A function called a "routine"? Why do we need the global symbol?
Nothing's referencing it AFAICT.

> +/*
> + * Routine used to encrypt kernel.
> + *   This routine must be run outside of the kernel proper since
> + *   the kernel will be encrypted during the process. So this
> + *   routine is defined here and then copied to an area outside
> + *   of the kernel where it will remain and run decrypted
> + *   during execution.
> + *
> + *   On entry the registers must be:
> + *     RDI - virtual address for the encrypted kernel mapping
> + *     RSI - virtual address for the decrypted kernel mapping
> + *     RDX - address of the pagetables to use for encryption
> + *     RCX - length of kernel
> + *      R8 - intermediate copy buffer
> + *
> + *     RAX - points to this routine
> + *
> + * The kernel will be encrypted by copying from the non-encrypted
> + * kernel space to an intermediate buffer and then copying from the
> + * intermediate buffer back to the encrypted kernel space.
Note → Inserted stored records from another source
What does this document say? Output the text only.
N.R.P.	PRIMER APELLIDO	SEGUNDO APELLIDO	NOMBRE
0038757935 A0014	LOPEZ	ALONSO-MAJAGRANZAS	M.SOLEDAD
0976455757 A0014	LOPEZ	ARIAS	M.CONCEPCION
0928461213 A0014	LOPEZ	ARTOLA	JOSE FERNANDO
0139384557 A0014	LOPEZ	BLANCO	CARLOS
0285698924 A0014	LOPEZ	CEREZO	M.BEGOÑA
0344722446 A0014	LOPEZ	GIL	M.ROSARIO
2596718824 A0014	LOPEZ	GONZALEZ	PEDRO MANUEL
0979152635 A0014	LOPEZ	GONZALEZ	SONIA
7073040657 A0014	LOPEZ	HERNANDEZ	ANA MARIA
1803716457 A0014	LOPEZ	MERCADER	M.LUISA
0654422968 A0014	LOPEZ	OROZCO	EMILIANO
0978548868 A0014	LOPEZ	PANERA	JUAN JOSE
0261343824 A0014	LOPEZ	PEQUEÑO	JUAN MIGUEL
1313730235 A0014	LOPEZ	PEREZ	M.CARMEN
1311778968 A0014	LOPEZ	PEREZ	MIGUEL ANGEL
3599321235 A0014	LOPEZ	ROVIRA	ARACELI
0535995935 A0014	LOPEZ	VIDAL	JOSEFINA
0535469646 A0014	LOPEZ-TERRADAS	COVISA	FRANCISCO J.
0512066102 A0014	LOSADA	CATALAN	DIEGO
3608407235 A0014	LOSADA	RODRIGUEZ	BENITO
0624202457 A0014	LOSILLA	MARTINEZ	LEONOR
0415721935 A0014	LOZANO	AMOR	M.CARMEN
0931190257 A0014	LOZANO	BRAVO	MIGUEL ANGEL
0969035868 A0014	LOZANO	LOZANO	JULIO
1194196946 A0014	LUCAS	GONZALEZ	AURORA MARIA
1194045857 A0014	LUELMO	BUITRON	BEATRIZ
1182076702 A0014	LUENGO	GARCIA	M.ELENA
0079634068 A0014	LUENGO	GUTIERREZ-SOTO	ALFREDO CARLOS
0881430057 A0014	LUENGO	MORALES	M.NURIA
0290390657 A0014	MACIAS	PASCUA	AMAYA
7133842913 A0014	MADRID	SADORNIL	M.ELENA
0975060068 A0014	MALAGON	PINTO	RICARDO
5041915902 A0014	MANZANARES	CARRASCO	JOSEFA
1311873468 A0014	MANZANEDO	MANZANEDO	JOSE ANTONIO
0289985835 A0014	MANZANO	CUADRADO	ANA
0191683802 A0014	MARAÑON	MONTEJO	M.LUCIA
The physical
> + * addresses of the two kernel space mappings are the same which
> + * results in the kernel being encrypted "in place".
> + */
> +	/* Enable the new page tables */
> +	mov	%rdx, %cr3
> +
> +	/* Flush any global TLBs */
> +	mov	%cr4, %rdx
> +	andq	$~X86_CR4_PGE, %rdx
> +	mov	%rdx, %cr4
> +	orq	$X86_CR4_PGE, %rdx
> +	mov	%rdx, %cr4
> +
> +	/* Set the PAT register PA5 entry to write-protect */
> +	push	%rcx
> +	movl	$MSR_IA32_CR_PAT, %ecx
> +	rdmsr
> +	push	%rdx			/* Save original PAT value */
> +	andl	$0xffff00ff, %edx	/* Clear PA5 */
> +	orl	$0x00000500, %edx	/* Set PA5 to WP */

Maybe check first whether PA5 is already set correctly and avoid the
WRMSR and the restoring below too?

> +	wrmsr
> +	pop	%rdx			/* RDX contains original PAT value */
> +	pop	%rcx
> +
> +	movq	%rcx, %r9		/* Save kernel length */
> +	movq	%rdi, %r10		/* Save encrypted kernel address */
> +	movq	%rsi, %r11		/* Save decrypted kernel address */
> +
> +	wbinvd				/* Invalidate any cache entries */
> +
> +	/* Copy/encrypt 2MB at a time */
> +1:
> +	movq	%r11, %rsi		/* Source - decrypted kernel */
> +	movq	%r8, %rdi		/* Dest   - intermediate copy buffer */
> +	movq	$PMD_PAGE_SIZE, %rcx	/* 2MB length */
> +	rep	movsb

not movsQ?

> +	movq	%r8, %rsi		/* Source - intermediate copy buffer */
> +	movq	%r10, %rdi		/* Dest   - encrypted kernel */
> +	movq	$PMD_PAGE_SIZE, %rcx	/* 2MB length */
> +	rep	movsb
> +
> +	addq	$PMD_PAGE_SIZE, %r11
> +	addq	$PMD_PAGE_SIZE, %r10
> +	subq	$PMD_PAGE_SIZE, %r9	/* Kernel length decrement */
> +	jnz	1b			/* Kernel length not zero? */
> +
> +	/* Restore PAT register */
> +	push	%rdx			/* Save original PAT value */
> +	movl	$MSR_IA32_CR_PAT, %ecx
> +	rdmsr
> +	pop	%rdx			/* Restore original PAT value */
> +	wrmsr
> +
> +	ret
> +ENDPROC(sme_enc_routine)
> +.Lenc_stop:
> 

-- 
Regards/Gruss,
    Boris.

Good mailing practices for 400: avoid top-posting and trim the reply.